La inteligencia artificial ha dejado de ser solo una palanca de competitividad. Empieza a percibirse como un riesgo sistémico real, especialmente cuando es capaz de descubrir vulnerabilidades que llevaban años ocultas. En Bruselas, el debate ha cambiado de tono tras la aparición de Mythos, el modelo desarrollado por Anthropic que ha puesto en alerta tanto a gobiernos como a entidades financieras.

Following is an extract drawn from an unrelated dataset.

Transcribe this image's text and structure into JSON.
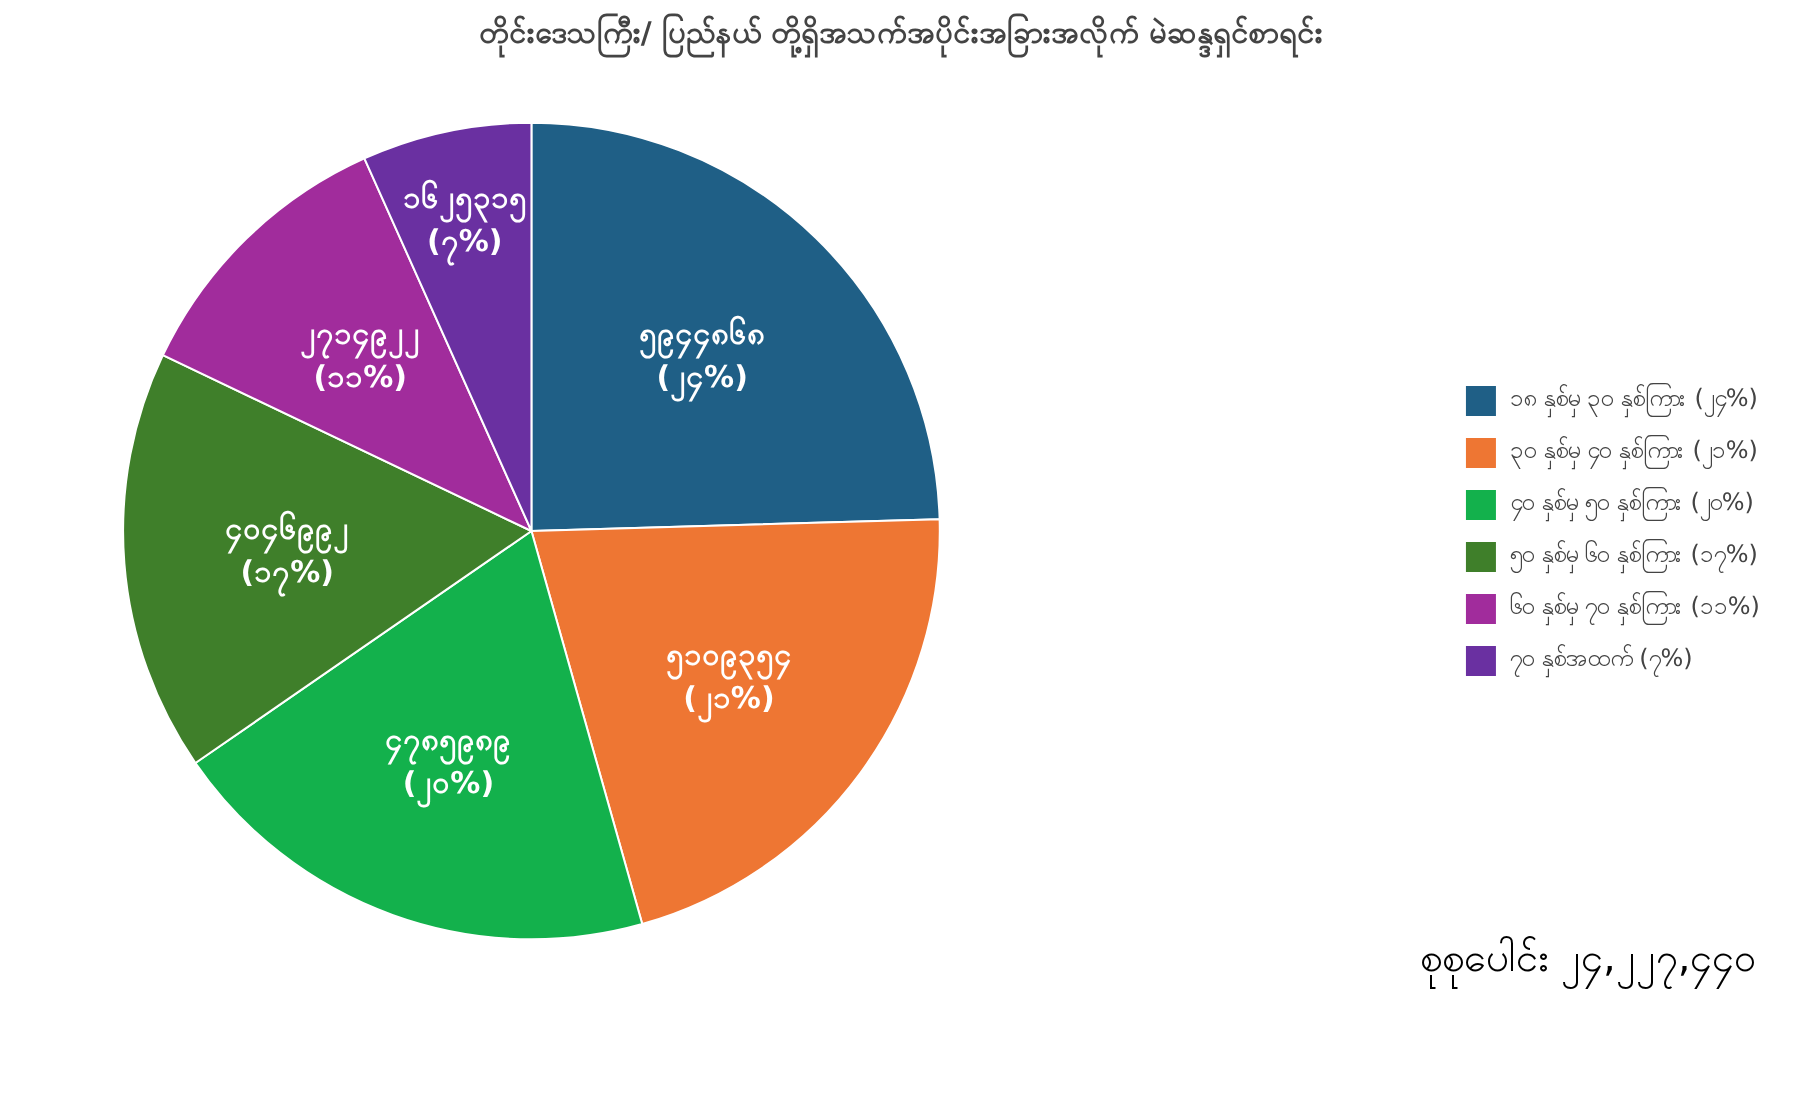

El ministro de Economía, Carlos Cuerpo, ha trasladado una petición clara: los países de la Unión Europea necesitan acceso temprano a esta tecnología. Si Europa llega tarde, podría enfrentarse a una ola de ciberataques basada en vulnerabilidades que otros ya conocen.
Un modelo que cambia las reglas del juego
Mythos no se comporta como una herramienta convencional. En pruebas internas, logró detectar fallos críticos en infraestructuras digitales ampliamente utilizadas, algunos presentes desde hace décadas.

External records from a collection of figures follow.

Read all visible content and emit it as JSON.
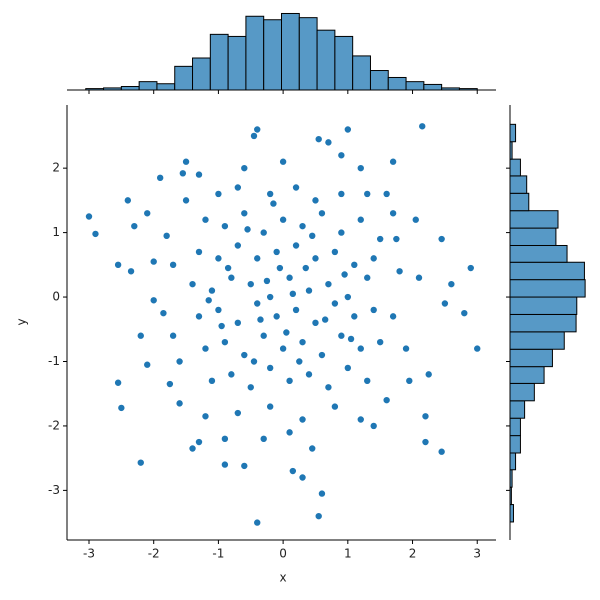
{
  "chart_data": [
    {
      "type": "scatter",
      "x_label": "x",
      "y_label": "y",
      "color": "#1f77b4",
      "xlim": [
        -3.34,
        3.29
      ],
      "ylim": [
        -3.77,
        2.98
      ],
      "xticks": [
        -3,
        -2,
        -1,
        0,
        1,
        2,
        3
      ],
      "yticks": [
        -3,
        -2,
        -1,
        0,
        1,
        2
      ],
      "x": [
        -3.0,
        -2.9,
        -2.55,
        -2.55,
        -2.5,
        -2.2,
        -0.4,
        0.55,
        0.6,
        0.45,
        0.15,
        0.3,
        -0.6,
        -0.9,
        2.45,
        2.2,
        3.0,
        2.8,
        2.9,
        2.6,
        2.5,
        2.15,
        1.0,
        -0.4,
        -0.45,
        0.55,
        0.7,
        -1.5,
        -1.55,
        -1.9,
        1.7,
        1.2,
        2.05,
        2.45,
        2.2,
        2.25,
        1.9,
        -2.0,
        -2.2,
        -2.1,
        -1.75,
        -1.6,
        -1.4,
        -1.3,
        -1.2,
        -2.3,
        -2.4,
        -2.1,
        -1.8,
        -2.35,
        -1.2,
        -0.9,
        -0.6,
        -0.3,
        0.0,
        0.3,
        0.6,
        0.9,
        1.2,
        1.5,
        -1.3,
        -1.0,
        -0.7,
        -0.4,
        -0.1,
        0.2,
        0.5,
        0.8,
        1.1,
        1.4,
        -1.4,
        -1.1,
        -0.8,
        -0.5,
        -0.2,
        0.1,
        0.4,
        0.7,
        1.0,
        1.3,
        -1.3,
        -1.0,
        -0.7,
        -0.4,
        -0.1,
        0.2,
        0.5,
        0.8,
        1.1,
        1.4,
        -1.2,
        -0.9,
        -0.6,
        -0.3,
        0.0,
        0.3,
        0.6,
        0.9,
        1.2,
        1.5,
        -1.1,
        -0.8,
        -0.5,
        -0.2,
        0.1,
        0.4,
        0.7,
        1.0,
        1.3,
        -1.0,
        -0.7,
        -0.2,
        0.2,
        0.5,
        0.9,
        1.3,
        -1.5,
        1.7,
        1.8,
        1.7,
        -1.7,
        -1.7,
        -1.6,
        -0.7,
        -0.2,
        0.3,
        0.8,
        1.2,
        1.6,
        -0.3,
        0.1,
        -0.9,
        1.4,
        -0.05,
        0.35,
        -0.35,
        0.65,
        -0.85,
        0.05,
        -0.55,
        0.45,
        0.95,
        -0.95,
        -0.15,
        1.05,
        -1.15,
        0.25,
        -0.45,
        0.15,
        -0.25,
        1.75,
        -1.85,
        1.95,
        2.1,
        -2.0,
        1.6,
        -1.3,
        0.0,
        -0.6,
        0.9
      ],
      "y": [
        1.25,
        0.98,
        0.5,
        -1.33,
        -1.72,
        -2.57,
        -3.5,
        -3.4,
        -3.05,
        -2.35,
        -2.7,
        -2.8,
        -2.62,
        -2.6,
        -2.4,
        -2.25,
        -0.8,
        -0.25,
        0.45,
        0.2,
        -0.1,
        2.65,
        2.6,
        2.6,
        2.5,
        2.45,
        2.4,
        2.1,
        1.92,
        1.85,
        2.1,
        2.0,
        1.2,
        0.9,
        -1.85,
        -1.2,
        -0.8,
        -0.05,
        -0.6,
        -1.05,
        -1.35,
        -1.65,
        -2.35,
        -2.25,
        -1.85,
        1.1,
        1.5,
        1.3,
        0.95,
        0.4,
        1.2,
        1.1,
        1.3,
        1.0,
        1.2,
        1.1,
        1.3,
        1.0,
        1.2,
        0.9,
        0.7,
        0.6,
        0.8,
        0.6,
        0.7,
        0.8,
        0.6,
        0.7,
        0.5,
        0.6,
        0.2,
        0.1,
        0.3,
        0.2,
        0.0,
        0.3,
        0.1,
        0.2,
        0.0,
        0.3,
        -0.3,
        -0.2,
        -0.4,
        -0.1,
        -0.3,
        -0.2,
        -0.4,
        -0.1,
        -0.3,
        -0.2,
        -0.8,
        -0.7,
        -0.9,
        -0.6,
        -0.8,
        -0.7,
        -0.9,
        -0.6,
        -0.8,
        -0.7,
        -1.3,
        -1.2,
        -1.4,
        -1.1,
        -1.3,
        -1.2,
        -1.4,
        -1.1,
        -1.3,
        1.6,
        1.7,
        1.6,
        1.7,
        1.5,
        1.6,
        1.6,
        1.5,
        1.3,
        0.4,
        -0.3,
        0.5,
        -0.6,
        -1.0,
        -1.8,
        -1.7,
        -1.9,
        -1.7,
        -1.9,
        -1.6,
        -2.2,
        -2.1,
        -2.2,
        -2.0,
        0.45,
        0.45,
        -0.35,
        -0.35,
        0.45,
        -0.55,
        1.05,
        0.95,
        0.35,
        -0.45,
        1.45,
        -0.65,
        -0.05,
        -1.0,
        -1.0,
        0.05,
        0.25,
        0.9,
        -0.25,
        -1.3,
        0.3,
        0.55,
        1.6,
        1.9,
        2.1,
        2.0,
        2.2
      ]
    },
    {
      "type": "histogram",
      "orientation": "vertical",
      "color": "#5799c6",
      "bins": [
        -3.05,
        -2.775,
        -2.5,
        -2.225,
        -1.95,
        -1.675,
        -1.4,
        -1.125,
        -0.85,
        -0.575,
        -0.3,
        -0.025,
        0.25,
        0.525,
        0.8,
        1.075,
        1.35,
        1.625,
        1.9,
        2.175,
        2.45,
        2.725,
        3.0
      ],
      "values": [
        2,
        3,
        5,
        12,
        9,
        34,
        46,
        80,
        77,
        106,
        101,
        110,
        104,
        86,
        77,
        49,
        28,
        18,
        12,
        8,
        3,
        2
      ],
      "ylim": [
        0,
        115
      ]
    },
    {
      "type": "histogram",
      "orientation": "horizontal",
      "color": "#5799c6",
      "bins": [
        -3.49,
        -3.22,
        -2.95,
        -2.68,
        -2.42,
        -2.15,
        -1.88,
        -1.61,
        -1.34,
        -1.08,
        -0.81,
        -0.54,
        -0.27,
        0.0,
        0.27,
        0.54,
        0.8,
        1.07,
        1.34,
        1.61,
        1.88,
        2.14,
        2.41,
        2.68
      ],
      "values": [
        5,
        2,
        3,
        8,
        15,
        15,
        21,
        35,
        49,
        61,
        78,
        95,
        96,
        108,
        107,
        82,
        66,
        69,
        27,
        24,
        15,
        3,
        8
      ],
      "xlim": [
        0,
        115
      ]
    }
  ]
}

Ese nivel de capacidad ha llevado a su creador a restringir el acceso. No se ha abierto al público general, sino que se ha distribuido de forma limitada entre grandes tecnológicas y organizaciones especializadas en seguridad. Entre los primeros beneficiarios están Microsoft, Apple y Google, que ya lo utilizan para reforzar sus sistemas.

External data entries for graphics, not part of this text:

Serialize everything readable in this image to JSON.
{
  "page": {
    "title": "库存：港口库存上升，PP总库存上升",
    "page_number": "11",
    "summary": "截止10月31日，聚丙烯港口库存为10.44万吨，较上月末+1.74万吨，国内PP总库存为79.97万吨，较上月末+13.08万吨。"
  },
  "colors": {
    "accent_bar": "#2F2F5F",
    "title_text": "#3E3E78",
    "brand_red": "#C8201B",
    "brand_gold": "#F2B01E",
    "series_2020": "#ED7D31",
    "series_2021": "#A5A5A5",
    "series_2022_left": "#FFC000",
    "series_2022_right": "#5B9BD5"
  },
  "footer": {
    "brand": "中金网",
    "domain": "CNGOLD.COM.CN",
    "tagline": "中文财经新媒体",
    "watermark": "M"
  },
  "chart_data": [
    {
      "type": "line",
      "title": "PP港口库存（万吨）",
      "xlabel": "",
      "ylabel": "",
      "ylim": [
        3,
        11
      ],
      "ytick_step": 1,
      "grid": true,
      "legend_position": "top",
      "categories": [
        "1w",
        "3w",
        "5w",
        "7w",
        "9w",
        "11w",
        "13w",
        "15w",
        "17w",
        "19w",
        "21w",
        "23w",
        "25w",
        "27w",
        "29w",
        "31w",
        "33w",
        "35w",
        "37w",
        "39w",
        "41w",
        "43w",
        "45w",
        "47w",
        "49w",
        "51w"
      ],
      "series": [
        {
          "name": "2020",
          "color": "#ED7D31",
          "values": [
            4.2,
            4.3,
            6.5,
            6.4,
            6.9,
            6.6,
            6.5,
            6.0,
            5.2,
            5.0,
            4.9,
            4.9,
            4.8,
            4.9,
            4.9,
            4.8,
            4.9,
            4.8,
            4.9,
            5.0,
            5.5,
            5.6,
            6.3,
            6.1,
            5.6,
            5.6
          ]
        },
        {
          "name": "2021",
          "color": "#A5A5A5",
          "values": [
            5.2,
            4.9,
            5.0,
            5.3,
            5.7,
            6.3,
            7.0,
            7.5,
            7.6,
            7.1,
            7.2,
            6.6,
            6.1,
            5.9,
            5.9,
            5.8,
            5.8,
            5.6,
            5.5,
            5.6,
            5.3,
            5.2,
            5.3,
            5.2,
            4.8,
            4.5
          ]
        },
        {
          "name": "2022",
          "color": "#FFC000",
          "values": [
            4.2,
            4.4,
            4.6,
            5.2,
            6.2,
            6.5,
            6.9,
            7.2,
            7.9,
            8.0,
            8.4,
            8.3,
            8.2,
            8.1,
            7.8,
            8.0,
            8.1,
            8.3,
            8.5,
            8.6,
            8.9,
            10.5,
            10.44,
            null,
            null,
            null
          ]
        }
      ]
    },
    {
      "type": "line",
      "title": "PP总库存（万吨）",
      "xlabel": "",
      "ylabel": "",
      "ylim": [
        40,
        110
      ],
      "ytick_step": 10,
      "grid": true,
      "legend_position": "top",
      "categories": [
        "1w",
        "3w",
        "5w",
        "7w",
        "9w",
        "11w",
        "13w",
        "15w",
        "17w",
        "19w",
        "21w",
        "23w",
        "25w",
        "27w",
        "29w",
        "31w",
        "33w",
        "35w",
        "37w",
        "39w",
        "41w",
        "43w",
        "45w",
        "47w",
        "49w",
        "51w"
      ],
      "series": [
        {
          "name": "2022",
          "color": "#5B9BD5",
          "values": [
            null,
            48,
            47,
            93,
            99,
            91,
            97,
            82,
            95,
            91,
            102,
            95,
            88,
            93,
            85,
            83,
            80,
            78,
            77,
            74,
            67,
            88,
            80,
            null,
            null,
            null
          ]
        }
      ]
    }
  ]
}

El desequilibrio es evidente. Europa no forma parte de ese primer grupo, lo que introduce un riesgo adicional si actores maliciosos acceden antes a este tipo de capacidades.
La ciberseguridad entra de lleno en la agenda económica
La preocupación ha escalado hasta el Eurogrupo. Un espacio centrado tradicionalmente en déficit, deuda o estabilidad bancaria ahora incorpora la inteligencia artificial como variable crítica. El cambio no es menor: la seguridad digital empieza a tratarse como estabilidad financiera.
También el Banco Central Europeo ha intensificado contactos con entidades para medir su exposición. Sin acceso directo a herramientas como Mythos, el diagnóstico es incompleto. Es como evaluar la resistencia de un sistema sin conocer todas sus grietas. Desde España se defiende una respuesta coordinada:
- Evitar soluciones aisladas por país
- Centralizar la estrategia a nivel europeo
- Acelerar el acceso a tecnologías críticas
Entre el riesgo real y la estrategia empresarial
El impacto de Mythos ha abierto un debate dentro del sector tecnológico y financiero. Por un lado, crece la inquietud. La posibilidad de identificar vulnerabilidades antes de que existan defensas efectivas genera un escenario incómodo para industrias como la banca, altamente dependientes de sistemas digitales.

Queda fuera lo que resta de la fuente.